Altra sfida epica è quella tra Russia e Francia nel 2002. Si gioca al Palais Omnisports de Paris-Bercy, però sulla terra battuta. I russi sono nettamente più forti. Ci sono Safin e Kafelnikov, ma il clay elimina tutte le differenze di classe e talento e Grosjean, Escudé con il mago Fabrice Santoro se la possono giocare. Si va al 5° rubber decisivo. Sembra fatta per i transalpini, ma il Colonnello Mikhail Youzhny riesce a rimontare da 2 set sotto. È il primo titolo della Russia che non aveva mai vinto neanche quando era Unione Sovietica, però è da sottolineare come i comunisti non vedessero di buon occhio la pallacorda.

  1. Il ragazzino sulla terra

L’edizione non è così importante per la storia della Davis, però questa segna la ribalta di un tennista che avrebbe fatto parlare molto di sé. Nella finale di Siviglia, in uno Stadio Olimpico diventato un’Arena per la corrida scende in campo il giovanissimo Rafael Nadal. Viene letteralmente mandato allo sbaraglio contro il vincitore degli US Open dell’anno prima e numero 1 del mondo fino a febbraio, Andy Roddick. Il giovane spagnolo mostra un tennis mai visto in precedenza, fatto tutto di corsa e muscoli. Sarà lui a vincere dando un punto decisivo agli iberici.

  1. Roger chiude il cerchio

La Coppa Davis è uno sport di squadra, però la sua mancanza nel palmarès può essere una lacuna non di poco conto. È il caso di Roger Federer, vincitore di tutti i tornei più importanti ma senza insalatiera. La Svizzera non ha mai avuto grandi tennisti, e da soli non si può ambire al titolo. Serve uno scudiero all’altezza. È Stan Wawrinka l’uomo giusto. Stan The Man diventa la spalla ideale di Federer per portare l’insalatiera nel Paese più neutrale del mondo. Nonostante siano grandi favoriti se la devono sudare in quel di Lille, con Roger un po’ acciaccato alla schiena. Il doppio sarà decisivo. Però è Federer a dare alla sua squadra il punto decisivo. Missione compiuta.
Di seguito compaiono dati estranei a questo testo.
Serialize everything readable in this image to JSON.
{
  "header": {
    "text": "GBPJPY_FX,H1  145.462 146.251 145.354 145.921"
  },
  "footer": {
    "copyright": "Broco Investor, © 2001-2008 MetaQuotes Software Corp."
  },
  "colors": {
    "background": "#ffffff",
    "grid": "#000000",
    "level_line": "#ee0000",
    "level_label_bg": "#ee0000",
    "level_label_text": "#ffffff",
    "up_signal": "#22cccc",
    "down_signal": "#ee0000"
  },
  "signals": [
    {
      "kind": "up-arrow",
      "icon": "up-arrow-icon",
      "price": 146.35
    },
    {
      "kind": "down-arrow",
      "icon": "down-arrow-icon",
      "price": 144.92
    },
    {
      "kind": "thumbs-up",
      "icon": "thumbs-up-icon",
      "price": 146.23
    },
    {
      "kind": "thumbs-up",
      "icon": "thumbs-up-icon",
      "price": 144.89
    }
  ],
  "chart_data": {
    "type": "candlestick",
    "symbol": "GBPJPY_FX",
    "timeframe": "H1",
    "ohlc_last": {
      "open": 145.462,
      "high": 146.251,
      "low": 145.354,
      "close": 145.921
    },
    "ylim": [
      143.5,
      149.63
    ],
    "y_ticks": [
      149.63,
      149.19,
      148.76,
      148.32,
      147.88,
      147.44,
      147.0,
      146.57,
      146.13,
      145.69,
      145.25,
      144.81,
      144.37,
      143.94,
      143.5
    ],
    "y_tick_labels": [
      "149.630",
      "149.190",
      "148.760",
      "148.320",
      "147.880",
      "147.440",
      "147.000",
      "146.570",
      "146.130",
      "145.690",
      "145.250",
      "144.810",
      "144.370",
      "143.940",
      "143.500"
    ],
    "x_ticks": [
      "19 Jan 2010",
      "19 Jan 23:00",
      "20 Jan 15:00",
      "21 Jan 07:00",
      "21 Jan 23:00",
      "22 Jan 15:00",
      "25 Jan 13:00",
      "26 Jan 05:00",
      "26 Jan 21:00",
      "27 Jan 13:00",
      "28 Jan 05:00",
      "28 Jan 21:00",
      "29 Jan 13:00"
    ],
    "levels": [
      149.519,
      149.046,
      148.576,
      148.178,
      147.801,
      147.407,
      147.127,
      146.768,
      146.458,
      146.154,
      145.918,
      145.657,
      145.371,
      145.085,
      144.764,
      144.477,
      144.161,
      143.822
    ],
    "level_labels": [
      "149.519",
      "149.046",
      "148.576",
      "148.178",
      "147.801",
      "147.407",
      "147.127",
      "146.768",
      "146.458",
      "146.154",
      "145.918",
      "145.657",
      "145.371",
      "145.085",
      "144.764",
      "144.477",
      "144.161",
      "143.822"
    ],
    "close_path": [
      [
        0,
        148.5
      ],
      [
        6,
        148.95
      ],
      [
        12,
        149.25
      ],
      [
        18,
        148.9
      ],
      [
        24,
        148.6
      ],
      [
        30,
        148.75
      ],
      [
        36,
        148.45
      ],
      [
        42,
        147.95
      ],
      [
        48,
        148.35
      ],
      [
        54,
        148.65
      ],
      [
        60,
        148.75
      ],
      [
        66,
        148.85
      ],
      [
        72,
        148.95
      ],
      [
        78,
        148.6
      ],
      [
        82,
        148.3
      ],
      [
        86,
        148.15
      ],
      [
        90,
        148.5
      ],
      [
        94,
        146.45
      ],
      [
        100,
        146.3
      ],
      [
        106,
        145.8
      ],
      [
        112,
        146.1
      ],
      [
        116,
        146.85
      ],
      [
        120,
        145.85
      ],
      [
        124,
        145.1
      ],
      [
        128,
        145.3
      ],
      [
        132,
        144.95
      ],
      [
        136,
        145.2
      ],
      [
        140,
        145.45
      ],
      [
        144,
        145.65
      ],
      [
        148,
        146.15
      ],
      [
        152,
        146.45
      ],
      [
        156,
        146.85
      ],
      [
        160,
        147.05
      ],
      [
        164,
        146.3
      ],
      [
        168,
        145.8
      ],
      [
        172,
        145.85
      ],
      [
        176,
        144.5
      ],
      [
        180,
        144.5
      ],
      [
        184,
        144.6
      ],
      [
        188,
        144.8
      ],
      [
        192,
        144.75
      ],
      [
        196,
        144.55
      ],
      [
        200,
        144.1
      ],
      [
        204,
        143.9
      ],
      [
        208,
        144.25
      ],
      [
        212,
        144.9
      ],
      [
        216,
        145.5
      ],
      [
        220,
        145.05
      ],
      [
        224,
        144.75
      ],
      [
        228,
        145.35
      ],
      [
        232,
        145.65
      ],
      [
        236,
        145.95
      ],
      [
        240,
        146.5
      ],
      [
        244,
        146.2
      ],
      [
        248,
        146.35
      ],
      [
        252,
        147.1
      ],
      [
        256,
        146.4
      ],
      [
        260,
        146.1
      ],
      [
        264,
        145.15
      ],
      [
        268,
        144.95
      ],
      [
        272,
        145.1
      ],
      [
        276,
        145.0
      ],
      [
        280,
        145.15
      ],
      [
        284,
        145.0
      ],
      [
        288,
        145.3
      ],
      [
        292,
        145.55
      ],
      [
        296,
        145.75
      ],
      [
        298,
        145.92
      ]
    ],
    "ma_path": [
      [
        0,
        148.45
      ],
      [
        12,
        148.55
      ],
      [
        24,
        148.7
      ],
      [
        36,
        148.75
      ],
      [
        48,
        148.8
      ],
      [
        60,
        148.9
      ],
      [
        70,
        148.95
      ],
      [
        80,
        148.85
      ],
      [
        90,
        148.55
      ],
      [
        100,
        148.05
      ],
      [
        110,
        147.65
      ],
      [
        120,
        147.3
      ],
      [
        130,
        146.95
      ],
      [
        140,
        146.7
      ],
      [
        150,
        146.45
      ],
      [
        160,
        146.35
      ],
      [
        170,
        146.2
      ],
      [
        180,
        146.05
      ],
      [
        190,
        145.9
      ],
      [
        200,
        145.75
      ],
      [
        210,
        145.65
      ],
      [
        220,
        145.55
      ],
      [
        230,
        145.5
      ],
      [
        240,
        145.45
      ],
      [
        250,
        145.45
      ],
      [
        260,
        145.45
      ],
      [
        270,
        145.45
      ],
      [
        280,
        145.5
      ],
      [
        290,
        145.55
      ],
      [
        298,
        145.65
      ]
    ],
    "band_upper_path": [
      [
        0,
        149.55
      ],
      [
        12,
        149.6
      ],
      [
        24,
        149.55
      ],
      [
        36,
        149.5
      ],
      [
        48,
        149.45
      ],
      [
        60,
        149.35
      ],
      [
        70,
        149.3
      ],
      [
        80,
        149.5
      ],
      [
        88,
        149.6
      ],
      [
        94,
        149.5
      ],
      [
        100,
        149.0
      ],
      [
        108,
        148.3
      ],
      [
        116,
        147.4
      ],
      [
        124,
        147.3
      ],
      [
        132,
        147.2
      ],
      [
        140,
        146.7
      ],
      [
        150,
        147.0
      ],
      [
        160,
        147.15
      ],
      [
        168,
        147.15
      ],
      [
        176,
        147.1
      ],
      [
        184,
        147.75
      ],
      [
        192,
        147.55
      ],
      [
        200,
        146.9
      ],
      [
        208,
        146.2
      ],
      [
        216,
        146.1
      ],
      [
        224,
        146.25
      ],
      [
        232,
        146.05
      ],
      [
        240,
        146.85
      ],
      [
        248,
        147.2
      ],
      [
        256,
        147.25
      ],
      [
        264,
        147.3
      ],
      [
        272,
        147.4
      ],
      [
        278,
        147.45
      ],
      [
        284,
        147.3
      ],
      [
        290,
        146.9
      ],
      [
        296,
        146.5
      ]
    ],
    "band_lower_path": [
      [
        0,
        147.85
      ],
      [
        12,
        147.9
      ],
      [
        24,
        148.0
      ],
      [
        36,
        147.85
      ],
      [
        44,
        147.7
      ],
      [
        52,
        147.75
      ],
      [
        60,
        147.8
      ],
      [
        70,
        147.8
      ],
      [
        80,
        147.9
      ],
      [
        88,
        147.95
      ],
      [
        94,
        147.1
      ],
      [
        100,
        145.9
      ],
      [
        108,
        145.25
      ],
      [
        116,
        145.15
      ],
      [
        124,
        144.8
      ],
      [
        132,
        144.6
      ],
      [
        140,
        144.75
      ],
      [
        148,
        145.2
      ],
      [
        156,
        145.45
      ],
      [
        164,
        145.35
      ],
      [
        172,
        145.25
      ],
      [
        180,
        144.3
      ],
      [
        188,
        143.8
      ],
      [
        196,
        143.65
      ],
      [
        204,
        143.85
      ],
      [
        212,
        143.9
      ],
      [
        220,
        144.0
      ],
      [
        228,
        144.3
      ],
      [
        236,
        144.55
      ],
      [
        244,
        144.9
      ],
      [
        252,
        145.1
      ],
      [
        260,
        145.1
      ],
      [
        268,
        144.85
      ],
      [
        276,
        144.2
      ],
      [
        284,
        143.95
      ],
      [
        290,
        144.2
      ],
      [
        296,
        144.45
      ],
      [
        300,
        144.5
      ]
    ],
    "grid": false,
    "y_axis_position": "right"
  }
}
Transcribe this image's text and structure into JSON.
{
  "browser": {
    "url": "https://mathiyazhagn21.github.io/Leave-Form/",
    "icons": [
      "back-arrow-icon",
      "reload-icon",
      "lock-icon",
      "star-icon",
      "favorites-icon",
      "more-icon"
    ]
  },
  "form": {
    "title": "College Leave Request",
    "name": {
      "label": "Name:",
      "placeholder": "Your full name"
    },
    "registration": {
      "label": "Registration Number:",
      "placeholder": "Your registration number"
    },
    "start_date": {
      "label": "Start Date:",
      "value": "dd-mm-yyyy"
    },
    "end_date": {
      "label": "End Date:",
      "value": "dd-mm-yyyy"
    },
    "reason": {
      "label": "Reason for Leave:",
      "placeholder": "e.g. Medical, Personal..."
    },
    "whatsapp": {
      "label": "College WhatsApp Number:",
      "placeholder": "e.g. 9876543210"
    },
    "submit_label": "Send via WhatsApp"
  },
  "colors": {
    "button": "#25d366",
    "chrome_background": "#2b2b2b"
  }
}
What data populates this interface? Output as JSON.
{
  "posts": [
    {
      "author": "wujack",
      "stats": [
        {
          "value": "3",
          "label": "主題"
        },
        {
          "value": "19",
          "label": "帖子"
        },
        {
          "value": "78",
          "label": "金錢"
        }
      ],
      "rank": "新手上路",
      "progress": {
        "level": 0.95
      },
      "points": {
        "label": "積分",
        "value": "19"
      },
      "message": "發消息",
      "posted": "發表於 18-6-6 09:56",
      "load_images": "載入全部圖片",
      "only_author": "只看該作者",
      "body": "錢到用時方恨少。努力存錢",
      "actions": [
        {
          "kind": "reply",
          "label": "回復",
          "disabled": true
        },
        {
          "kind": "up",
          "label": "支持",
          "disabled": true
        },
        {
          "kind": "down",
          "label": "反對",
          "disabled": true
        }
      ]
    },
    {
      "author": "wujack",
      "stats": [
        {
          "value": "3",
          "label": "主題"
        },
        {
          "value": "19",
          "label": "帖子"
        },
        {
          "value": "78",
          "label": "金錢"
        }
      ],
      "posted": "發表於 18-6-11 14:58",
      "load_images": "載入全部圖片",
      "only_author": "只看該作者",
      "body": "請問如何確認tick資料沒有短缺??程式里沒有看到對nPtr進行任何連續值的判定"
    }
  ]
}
  1. La prima dell’Argentina

Terra di terraioli, terra di campioni, l’Argentina non aveva mai vinto la Davis. Non c’era riuscito Guillermo Vilas. Non c’era riuscito Nalbandian. Spetta a Juan Martin Del Potro portare in Sudamerica la Coppa ma non senza il brivido. La finale si gioca a Zagabria. C’è la Croazia. Un’ottima compagine con Cilic e Karlovic. I croati sono avanti 2-1 del conto delle partite. Cilic va avanti 2 set a 0 contro Del Po. È fatta. No. Del Potro tira fuori la partita della vita e riesce a ribaltare il risutalto. Delbonis completa l’opera. L’albiceleste esce così dalla scomoda lista delle grandi a non aver mai vinto la Coppa Davis.